Jornalista versátil e apaixonado por esportes. Nascido e criado na capital paraibana.
O Clássico Emoção do último sábado não terminou apenas em 4 a 1 para o Campinense. Terminou também em reunião de emergência, café frio na mesa da SAF e dois crachás devolvidos na recepção do Botafogo-PB. Porque, quando a goleada é grande demais, o prejuízo nunca fica restrito ao placar.
No Amigão, o Campinense venceu com autoridade. E quem insistir em tratar o resultado como acidente de percurso, dia ruim ou “detalhe psicológico” que decidiu a partida está apenas tentando suavizar o inevitável. O Botafogo-PB entrou em campo sem alma, sem plano e sem reação — e saiu menor do que entrou. O 4 a 1 foi apenas a tradução numérica de algo que já vinha sendo anunciado rodada após rodada: um time que caminha a passos largos para mais uma decepção.

À Raposa bastou ser organizada, intensa e emocionalmente ligada no clássico. Do outro lado, o time de João Pessoa ofereceu espaços, exibiu uma defesa desalinhada, um meio-campo inexistente e um ataque que mais observava do que incomodava. A goleada foi construída com uma naturalidade constrangedora.
No banco do time da casa estava Evaristo Piza, velho conhecido. O mesmo técnico que, em 2025, ajudou a livrar o Belo do rebaixamento na Série C, agora reencontrava o ex-clube pela primeira vez após uma saída conturbada — para, como se diz no jargão, “seguir por caminhos distintos” em 2026. E fez aquilo que treinador costuma fazer quando encontra ex: venceu.
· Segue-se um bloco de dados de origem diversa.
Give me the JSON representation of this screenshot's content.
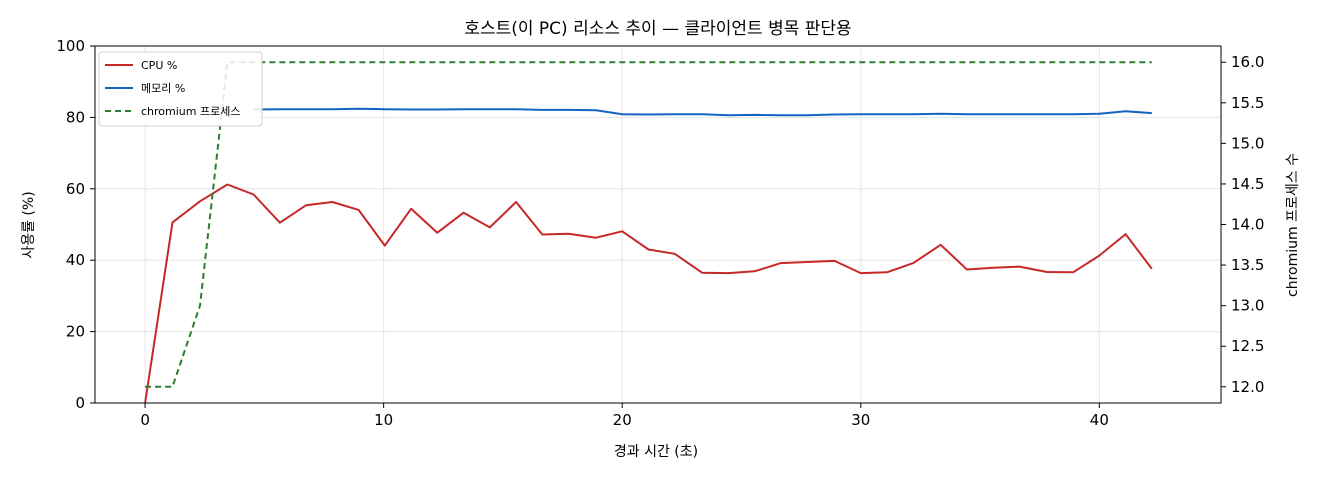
{
  "chart_data": {
    "type": "line",
    "title": "호스트(이 PC) 리소스 추이 — 클라이언트 병목 판단용",
    "xlabel": "경과 시간 (초)",
    "ylabel": "사용률 (%)",
    "y2label": "chromium 프로세스 수",
    "xlim": [
      -2.1,
      45.1
    ],
    "ylim": [
      0,
      100
    ],
    "y2lim": [
      11.8,
      16.2
    ],
    "xticks": [
      "0",
      "10",
      "20",
      "30",
      "40"
    ],
    "yticks": [
      "0",
      "20",
      "40",
      "60",
      "80",
      "100"
    ],
    "y2ticks": [
      "12.0",
      "12.5",
      "13.0",
      "13.5",
      "14.0",
      "14.5",
      "15.0",
      "15.5",
      "16.0"
    ],
    "grid": true,
    "legend_position": "upper-left",
    "x": [
      0,
      1.15,
      2.3,
      3.45,
      4.55,
      5.65,
      6.75,
      7.85,
      8.95,
      10.05,
      11.15,
      12.25,
      13.35,
      14.45,
      15.55,
      16.65,
      17.75,
      18.9,
      20.0,
      21.1,
      22.2,
      23.35,
      24.45,
      25.55,
      26.65,
      27.75,
      28.9,
      30.0,
      31.1,
      32.2,
      33.35,
      34.45,
      35.55,
      36.65,
      37.8,
      38.9,
      40.0,
      41.1,
      42.2
    ],
    "series": [
      {
        "name": "CPU %",
        "axis": "left",
        "color": "#c62828",
        "style": "solid",
        "values": [
          0,
          50.6,
          56.5,
          61.2,
          58.4,
          50.5,
          55.4,
          56.3,
          54.1,
          44.1,
          54.4,
          47.7,
          53.3,
          49.2,
          56.3,
          47.2,
          47.4,
          46.3,
          48.1,
          43.0,
          41.8,
          36.5,
          36.4,
          36.9,
          39.2,
          39.5,
          39.8,
          36.4,
          36.6,
          39.2,
          44.3,
          37.4,
          37.9,
          38.2,
          36.7,
          36.6,
          41.3,
          47.3,
          37.6
        ]
      },
      {
        "name": "메모리 %",
        "axis": "left",
        "color": "#1565c0",
        "style": "solid",
        "values": [
          null,
          null,
          null,
          null,
          82.2,
          82.3,
          82.3,
          82.3,
          82.4,
          82.3,
          82.2,
          82.2,
          82.3,
          82.3,
          82.3,
          82.1,
          82.1,
          82.0,
          80.9,
          80.8,
          80.9,
          80.9,
          80.6,
          80.7,
          80.6,
          80.6,
          80.8,
          80.9,
          80.9,
          80.9,
          81.0,
          80.9,
          80.9,
          80.9,
          80.9,
          80.9,
          81.0,
          81.7,
          81.2
        ]
      },
      {
        "name": "chromium 프로세스",
        "axis": "right",
        "color": "#2e7d32",
        "style": "dashed",
        "values": [
          12,
          12,
          13,
          16,
          16,
          16,
          16,
          16,
          16,
          16,
          16,
          16,
          16,
          16,
          16,
          16,
          16,
          16,
          16,
          16,
          16,
          16,
          16,
          16,
          16,
          16,
          16,
          16,
          16,
          16,
          16,
          16,
          16,
          16,
          16,
          16,
          16,
          16,
          16
        ]
      }
    ]
  }
}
Sem exageros na comemoração, sem discurso atravessado. Apenas venceu. Desde 2019, Piza já soma nove clássicos disputados na Paraíba, com um retrospecto que muitos ainda tratam como saudade seletiva.
No domingo seguinte, a conta chegou. Bernardo Franco, que havia assumido o time no início da temporada, não resistiu. Rodrigo Pastana, executivo de futebol anunciado com pompa há pouco mais de quatro meses, caiu junto. A avaliação interna foi direta: o desempenho apresentado, somado ao resultado no clássico, exigia mudança imediata. Tradução livre: não dava mais para fingir que estava tudo sob controle.
Agora, a missão será de Luiz Carlos Cirne, o “Lisca Doido”. O desafio é alinhar um elenco pobre de ideias, frágil defensivamente e emocionalmente desconectado do peso do escudo que carrega. O clássico apenas arrancou o disfarce.
Desde os primeiros minutos, o Campinense encontrou espaços com facilidade — especialmente pelo lado direito e na bola aérea. O sistema defensivo do Belo parecia um quebra-cabeça montado às pressas, com peças fora do lugar e nenhuma coordenação entre linhas. Não houve correção, não houve resposta, não houve indignação.
No fim das contas, o 4 a 1 não derrubou apenas um treinador e um dirigente. Derrubou o argumento da paciência, a esperança da evolução gradual e o discurso do “processo”. Porque processo algum sobrevive quando o time não compete — ainda mais em clássico.
Mas uma coisa ficou clara no Amigão: quando a goleada é dessas, ela não passa. Ela marca. E cobra.